For Scotland’s Children – next steps

We’ve been working on a paper which explores the next steps we need to take to fulfil our obligations set out in For Scotland’s Children 2001.

The first part of that exploration is an appreciative inquiry perspective on the Integration Team.

I found it really helpful to adopt this type of thinking as opposed to focussing on any negative aspects.

INTEGRATION TEAMS – AN APPRECIATIVE PERSPECTIVE

Over the last six years the Integration Team has had a significant impact upon how East Lothian meets the needs of vulnerable young people. In almost every community the Team can identify key successes which include: 

  • improvements in multi-agency working;
  • support for vulnerable children and their families;
  • development of inclusive strategies;
  • positive examples of integrated pupil support systems;
  • improved pupil attainment;
  • improved pupil attendance;
  • reductions in exclusions;
  • improved outcomes for Looked After and Accommodated Children
  • successful joint training; and
  • consistent implementation of the Staged Assessment and Intervention process. 

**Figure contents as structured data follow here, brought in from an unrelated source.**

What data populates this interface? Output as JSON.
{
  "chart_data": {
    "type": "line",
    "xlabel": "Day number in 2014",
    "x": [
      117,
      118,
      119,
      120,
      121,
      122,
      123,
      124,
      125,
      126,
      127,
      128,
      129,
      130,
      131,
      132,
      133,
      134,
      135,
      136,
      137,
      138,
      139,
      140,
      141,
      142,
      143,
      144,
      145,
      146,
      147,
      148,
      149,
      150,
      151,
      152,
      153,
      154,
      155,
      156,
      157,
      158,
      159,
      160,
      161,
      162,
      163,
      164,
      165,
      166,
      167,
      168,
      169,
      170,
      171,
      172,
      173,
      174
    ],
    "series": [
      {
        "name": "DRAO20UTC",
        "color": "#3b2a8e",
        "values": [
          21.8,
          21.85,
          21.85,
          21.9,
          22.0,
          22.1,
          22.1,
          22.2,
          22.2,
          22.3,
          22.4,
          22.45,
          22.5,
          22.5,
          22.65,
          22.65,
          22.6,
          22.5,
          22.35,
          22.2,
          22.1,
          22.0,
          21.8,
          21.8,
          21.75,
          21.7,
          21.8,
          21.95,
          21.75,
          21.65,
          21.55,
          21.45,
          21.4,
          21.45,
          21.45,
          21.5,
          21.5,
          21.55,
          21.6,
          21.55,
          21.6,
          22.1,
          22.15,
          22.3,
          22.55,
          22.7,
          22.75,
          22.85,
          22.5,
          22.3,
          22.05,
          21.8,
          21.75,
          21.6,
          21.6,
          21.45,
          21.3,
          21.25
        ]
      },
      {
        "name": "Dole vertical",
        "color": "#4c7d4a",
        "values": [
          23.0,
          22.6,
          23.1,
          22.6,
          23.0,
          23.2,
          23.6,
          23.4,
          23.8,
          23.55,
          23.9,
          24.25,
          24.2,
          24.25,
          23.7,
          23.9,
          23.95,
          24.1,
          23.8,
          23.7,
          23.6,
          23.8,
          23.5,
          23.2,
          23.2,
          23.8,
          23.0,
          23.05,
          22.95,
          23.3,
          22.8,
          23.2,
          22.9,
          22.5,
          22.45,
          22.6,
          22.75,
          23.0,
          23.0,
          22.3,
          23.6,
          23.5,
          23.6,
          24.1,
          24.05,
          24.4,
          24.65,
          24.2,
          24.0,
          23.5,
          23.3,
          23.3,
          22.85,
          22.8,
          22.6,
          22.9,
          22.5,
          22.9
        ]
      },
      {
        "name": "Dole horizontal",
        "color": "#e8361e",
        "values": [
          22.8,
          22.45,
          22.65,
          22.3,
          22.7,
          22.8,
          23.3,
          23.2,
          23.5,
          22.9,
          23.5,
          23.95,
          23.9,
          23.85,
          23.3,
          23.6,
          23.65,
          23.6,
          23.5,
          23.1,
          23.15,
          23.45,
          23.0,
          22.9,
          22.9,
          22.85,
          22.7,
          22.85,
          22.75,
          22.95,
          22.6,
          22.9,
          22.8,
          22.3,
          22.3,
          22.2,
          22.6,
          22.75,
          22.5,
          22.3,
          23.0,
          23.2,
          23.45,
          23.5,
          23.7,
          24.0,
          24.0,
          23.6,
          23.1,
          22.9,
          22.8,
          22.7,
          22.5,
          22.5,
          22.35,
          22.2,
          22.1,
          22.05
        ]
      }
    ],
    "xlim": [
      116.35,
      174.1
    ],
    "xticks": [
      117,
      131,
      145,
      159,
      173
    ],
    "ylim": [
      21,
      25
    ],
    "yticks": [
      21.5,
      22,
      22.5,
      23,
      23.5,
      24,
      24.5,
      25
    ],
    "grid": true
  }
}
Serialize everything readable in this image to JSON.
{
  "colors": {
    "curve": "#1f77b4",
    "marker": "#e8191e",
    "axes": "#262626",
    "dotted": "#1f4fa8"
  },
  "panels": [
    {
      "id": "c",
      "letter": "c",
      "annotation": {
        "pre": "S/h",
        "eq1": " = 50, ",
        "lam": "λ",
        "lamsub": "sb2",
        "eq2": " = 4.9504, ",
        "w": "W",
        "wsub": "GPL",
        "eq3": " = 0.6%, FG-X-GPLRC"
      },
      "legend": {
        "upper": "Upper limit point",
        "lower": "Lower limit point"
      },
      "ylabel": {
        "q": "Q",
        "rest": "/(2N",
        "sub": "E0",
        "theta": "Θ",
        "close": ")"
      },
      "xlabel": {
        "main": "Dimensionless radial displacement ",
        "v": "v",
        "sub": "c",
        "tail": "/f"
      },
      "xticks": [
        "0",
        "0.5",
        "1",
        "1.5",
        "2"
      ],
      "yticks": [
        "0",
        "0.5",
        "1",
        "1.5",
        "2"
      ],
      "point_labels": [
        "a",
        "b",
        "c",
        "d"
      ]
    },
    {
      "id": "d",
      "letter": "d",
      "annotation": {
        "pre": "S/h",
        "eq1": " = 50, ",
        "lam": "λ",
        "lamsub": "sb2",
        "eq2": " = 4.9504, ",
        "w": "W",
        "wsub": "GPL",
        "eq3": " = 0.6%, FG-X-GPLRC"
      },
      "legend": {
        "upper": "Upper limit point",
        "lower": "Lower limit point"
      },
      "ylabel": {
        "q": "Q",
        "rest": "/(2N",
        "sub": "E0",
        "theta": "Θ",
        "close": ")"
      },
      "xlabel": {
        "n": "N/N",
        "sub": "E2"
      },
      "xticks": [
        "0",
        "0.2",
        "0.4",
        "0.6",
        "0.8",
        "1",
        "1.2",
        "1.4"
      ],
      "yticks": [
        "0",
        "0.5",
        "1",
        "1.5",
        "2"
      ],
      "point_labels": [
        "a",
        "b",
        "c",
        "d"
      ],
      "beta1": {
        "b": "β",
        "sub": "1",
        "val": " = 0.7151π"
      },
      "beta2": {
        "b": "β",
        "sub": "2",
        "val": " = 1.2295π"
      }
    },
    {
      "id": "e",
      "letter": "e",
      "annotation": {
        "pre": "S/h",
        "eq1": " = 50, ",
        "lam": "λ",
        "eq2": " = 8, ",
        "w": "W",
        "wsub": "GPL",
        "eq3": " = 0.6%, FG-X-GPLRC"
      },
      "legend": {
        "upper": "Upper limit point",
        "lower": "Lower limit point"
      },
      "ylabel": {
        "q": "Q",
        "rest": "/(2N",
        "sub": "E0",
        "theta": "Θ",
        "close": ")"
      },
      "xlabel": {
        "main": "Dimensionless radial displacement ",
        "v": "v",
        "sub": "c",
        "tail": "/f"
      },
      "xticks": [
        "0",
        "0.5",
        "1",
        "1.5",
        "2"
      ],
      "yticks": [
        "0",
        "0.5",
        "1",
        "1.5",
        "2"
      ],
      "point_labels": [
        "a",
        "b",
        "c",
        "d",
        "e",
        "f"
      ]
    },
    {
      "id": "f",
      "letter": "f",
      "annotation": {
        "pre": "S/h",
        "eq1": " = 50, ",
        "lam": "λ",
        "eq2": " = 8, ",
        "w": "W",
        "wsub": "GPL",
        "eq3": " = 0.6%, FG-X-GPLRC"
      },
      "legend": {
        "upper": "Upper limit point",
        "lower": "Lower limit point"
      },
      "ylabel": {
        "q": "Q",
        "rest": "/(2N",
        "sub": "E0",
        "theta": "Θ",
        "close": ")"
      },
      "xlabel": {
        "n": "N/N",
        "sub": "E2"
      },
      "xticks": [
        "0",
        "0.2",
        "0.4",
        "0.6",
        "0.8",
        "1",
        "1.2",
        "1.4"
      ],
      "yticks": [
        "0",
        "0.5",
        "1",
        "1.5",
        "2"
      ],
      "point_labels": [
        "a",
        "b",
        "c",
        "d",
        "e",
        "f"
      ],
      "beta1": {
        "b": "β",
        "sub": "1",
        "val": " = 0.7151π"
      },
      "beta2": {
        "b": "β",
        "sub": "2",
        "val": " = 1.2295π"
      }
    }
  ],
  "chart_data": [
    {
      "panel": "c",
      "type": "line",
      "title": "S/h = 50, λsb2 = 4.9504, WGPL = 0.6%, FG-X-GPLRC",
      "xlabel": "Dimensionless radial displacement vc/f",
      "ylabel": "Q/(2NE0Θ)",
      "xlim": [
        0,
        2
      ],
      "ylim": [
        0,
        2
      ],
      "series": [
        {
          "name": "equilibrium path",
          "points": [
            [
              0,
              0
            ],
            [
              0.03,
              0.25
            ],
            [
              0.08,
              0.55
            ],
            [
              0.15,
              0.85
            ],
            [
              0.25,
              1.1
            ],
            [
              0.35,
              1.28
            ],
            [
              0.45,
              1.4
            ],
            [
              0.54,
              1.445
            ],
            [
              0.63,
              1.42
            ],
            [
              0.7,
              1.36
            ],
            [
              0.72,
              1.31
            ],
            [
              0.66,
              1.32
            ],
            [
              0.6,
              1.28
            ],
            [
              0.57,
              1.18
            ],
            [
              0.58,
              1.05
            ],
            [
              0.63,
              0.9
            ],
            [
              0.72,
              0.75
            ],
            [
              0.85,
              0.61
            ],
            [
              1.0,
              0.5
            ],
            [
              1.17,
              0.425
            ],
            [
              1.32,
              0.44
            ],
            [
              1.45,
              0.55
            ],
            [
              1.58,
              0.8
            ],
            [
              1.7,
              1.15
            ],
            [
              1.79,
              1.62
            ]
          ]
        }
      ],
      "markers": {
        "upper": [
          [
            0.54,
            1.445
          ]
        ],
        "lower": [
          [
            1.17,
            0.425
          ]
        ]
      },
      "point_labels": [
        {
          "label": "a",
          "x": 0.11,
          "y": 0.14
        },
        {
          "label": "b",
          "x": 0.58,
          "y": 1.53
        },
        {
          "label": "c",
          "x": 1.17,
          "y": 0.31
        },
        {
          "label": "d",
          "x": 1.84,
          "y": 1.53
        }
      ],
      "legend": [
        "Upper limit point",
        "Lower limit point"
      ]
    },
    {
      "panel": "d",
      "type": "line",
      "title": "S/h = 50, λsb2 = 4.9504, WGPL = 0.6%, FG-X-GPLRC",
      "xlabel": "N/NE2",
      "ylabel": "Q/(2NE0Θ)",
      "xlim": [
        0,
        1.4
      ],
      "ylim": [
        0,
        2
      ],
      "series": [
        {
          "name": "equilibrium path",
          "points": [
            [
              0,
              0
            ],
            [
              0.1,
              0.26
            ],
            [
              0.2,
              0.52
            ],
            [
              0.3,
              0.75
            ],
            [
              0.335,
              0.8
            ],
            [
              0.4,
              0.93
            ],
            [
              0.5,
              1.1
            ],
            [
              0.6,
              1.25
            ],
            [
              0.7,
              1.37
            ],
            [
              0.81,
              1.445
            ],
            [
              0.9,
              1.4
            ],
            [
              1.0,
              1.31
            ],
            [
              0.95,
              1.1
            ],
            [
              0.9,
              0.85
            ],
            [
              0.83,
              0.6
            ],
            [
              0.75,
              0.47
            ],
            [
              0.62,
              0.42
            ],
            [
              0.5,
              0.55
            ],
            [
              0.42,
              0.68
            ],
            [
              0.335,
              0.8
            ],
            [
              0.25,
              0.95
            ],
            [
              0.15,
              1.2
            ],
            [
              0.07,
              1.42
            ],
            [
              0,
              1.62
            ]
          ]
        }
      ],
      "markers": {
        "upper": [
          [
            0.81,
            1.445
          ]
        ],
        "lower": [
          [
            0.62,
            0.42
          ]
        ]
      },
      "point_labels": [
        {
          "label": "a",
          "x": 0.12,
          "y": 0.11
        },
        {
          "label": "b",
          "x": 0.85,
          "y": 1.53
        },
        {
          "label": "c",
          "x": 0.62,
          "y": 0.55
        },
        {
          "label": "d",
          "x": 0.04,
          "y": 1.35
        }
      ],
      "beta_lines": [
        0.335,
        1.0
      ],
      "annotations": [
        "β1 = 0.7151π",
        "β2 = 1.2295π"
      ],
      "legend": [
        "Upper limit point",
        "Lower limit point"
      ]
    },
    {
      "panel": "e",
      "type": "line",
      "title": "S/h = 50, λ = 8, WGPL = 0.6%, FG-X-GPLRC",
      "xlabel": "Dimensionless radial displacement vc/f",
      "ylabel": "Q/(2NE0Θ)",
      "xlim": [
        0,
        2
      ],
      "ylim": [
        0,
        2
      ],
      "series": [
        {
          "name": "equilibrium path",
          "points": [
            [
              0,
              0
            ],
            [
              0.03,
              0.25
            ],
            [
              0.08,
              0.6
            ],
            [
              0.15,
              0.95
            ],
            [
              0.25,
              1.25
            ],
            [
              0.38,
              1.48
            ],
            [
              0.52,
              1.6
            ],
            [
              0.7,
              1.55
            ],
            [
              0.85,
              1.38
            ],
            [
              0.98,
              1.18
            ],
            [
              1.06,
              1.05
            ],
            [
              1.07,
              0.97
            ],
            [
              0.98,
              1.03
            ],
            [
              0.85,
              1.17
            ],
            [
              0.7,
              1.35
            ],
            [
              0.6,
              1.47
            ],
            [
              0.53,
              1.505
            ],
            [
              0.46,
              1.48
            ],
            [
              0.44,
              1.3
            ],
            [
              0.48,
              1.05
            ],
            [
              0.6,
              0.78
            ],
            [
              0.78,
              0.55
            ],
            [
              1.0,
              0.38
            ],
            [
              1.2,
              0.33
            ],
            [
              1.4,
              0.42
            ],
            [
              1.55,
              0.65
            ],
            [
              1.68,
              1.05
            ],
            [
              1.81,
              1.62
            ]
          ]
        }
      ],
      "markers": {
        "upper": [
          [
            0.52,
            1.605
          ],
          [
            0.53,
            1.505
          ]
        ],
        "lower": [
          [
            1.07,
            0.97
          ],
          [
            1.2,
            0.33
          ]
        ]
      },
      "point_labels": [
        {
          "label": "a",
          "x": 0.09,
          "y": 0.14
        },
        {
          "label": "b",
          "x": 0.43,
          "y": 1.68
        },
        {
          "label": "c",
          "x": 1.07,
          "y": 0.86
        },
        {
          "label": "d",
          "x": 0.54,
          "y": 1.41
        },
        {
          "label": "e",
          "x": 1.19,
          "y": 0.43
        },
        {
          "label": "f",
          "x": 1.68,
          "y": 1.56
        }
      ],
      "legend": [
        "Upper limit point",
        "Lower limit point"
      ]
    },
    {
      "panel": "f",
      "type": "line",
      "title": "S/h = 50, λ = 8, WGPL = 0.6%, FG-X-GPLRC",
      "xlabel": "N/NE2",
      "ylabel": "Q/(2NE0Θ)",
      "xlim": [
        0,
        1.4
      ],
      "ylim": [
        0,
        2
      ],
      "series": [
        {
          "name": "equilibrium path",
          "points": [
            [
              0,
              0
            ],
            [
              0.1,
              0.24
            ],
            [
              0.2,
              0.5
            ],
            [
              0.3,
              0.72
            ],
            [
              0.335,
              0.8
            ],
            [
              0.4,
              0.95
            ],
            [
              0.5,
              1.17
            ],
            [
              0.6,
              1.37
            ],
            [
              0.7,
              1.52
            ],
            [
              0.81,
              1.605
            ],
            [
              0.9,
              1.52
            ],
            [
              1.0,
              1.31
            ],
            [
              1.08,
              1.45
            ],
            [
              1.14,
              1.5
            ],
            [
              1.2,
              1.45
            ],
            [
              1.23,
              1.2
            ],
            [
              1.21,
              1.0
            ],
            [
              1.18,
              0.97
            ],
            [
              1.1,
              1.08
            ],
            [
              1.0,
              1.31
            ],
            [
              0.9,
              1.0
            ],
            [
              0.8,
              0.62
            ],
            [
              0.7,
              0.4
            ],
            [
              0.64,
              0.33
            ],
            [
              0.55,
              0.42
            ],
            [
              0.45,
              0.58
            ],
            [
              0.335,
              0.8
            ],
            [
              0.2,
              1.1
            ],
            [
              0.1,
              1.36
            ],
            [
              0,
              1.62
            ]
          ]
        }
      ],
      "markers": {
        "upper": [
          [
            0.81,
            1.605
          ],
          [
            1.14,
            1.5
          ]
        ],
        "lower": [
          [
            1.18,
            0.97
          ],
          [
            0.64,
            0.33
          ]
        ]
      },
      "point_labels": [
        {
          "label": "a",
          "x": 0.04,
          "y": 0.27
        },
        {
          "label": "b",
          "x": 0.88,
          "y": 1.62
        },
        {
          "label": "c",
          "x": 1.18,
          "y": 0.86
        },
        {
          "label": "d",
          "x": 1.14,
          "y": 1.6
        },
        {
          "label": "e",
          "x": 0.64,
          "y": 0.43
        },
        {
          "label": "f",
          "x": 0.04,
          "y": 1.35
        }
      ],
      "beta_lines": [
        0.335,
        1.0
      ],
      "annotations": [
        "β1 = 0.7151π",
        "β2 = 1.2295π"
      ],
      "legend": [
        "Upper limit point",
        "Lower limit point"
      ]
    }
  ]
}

Such has been the success of some of these developments that the Integration Team has often been perceived as an entity in its own right, with responsibility for children being “passed” to them by various agencies such as schools and health, as opposed to fulfilling the role of integrating Children’s Services and Education, where responsibility for children’s welfare is seen as shared commitment. Such a perception runs counter to the growing shared commitment by chief officers towards integrated services.  

In addition to the need to challenge the notion of the Integration Team being a separate entity there are other compelling reasons for us to develop a model which builds upon our successes, these reasons include: 

  • the mainstreaming of Changing Children’s Services Fund (CCSF);
  • the development of Integrated Pupil Support Teams in our schools;
  • the continuing evolution of our Inclusion and Equality Team;
  • closer working between education and children’s services;
  • the need to further develop a focus and locus for self evaluation;
  • the need to make efficient and targeted use of all of the resources allocated to work with disadvantaged children 

In order to develop and build upon our continuum of service to support vulnerable children and their families there is logic in developing sustainable local multi agency area teams built around our six distinct communities, or clusters of schools. 

The cluster approach, which was   approved by the Education Committee in September 2006, outlines a way of working which could also underpin the development of our continuum of service involving all agencies with a commitment to improving children’s lives through the principles of consistency; continuity; collegiality, creativity, and collective responsibility. 

Our challenge is to find a way to build upon the best examples of practice in East Lothian which depend upon true integrated working between partner agencies.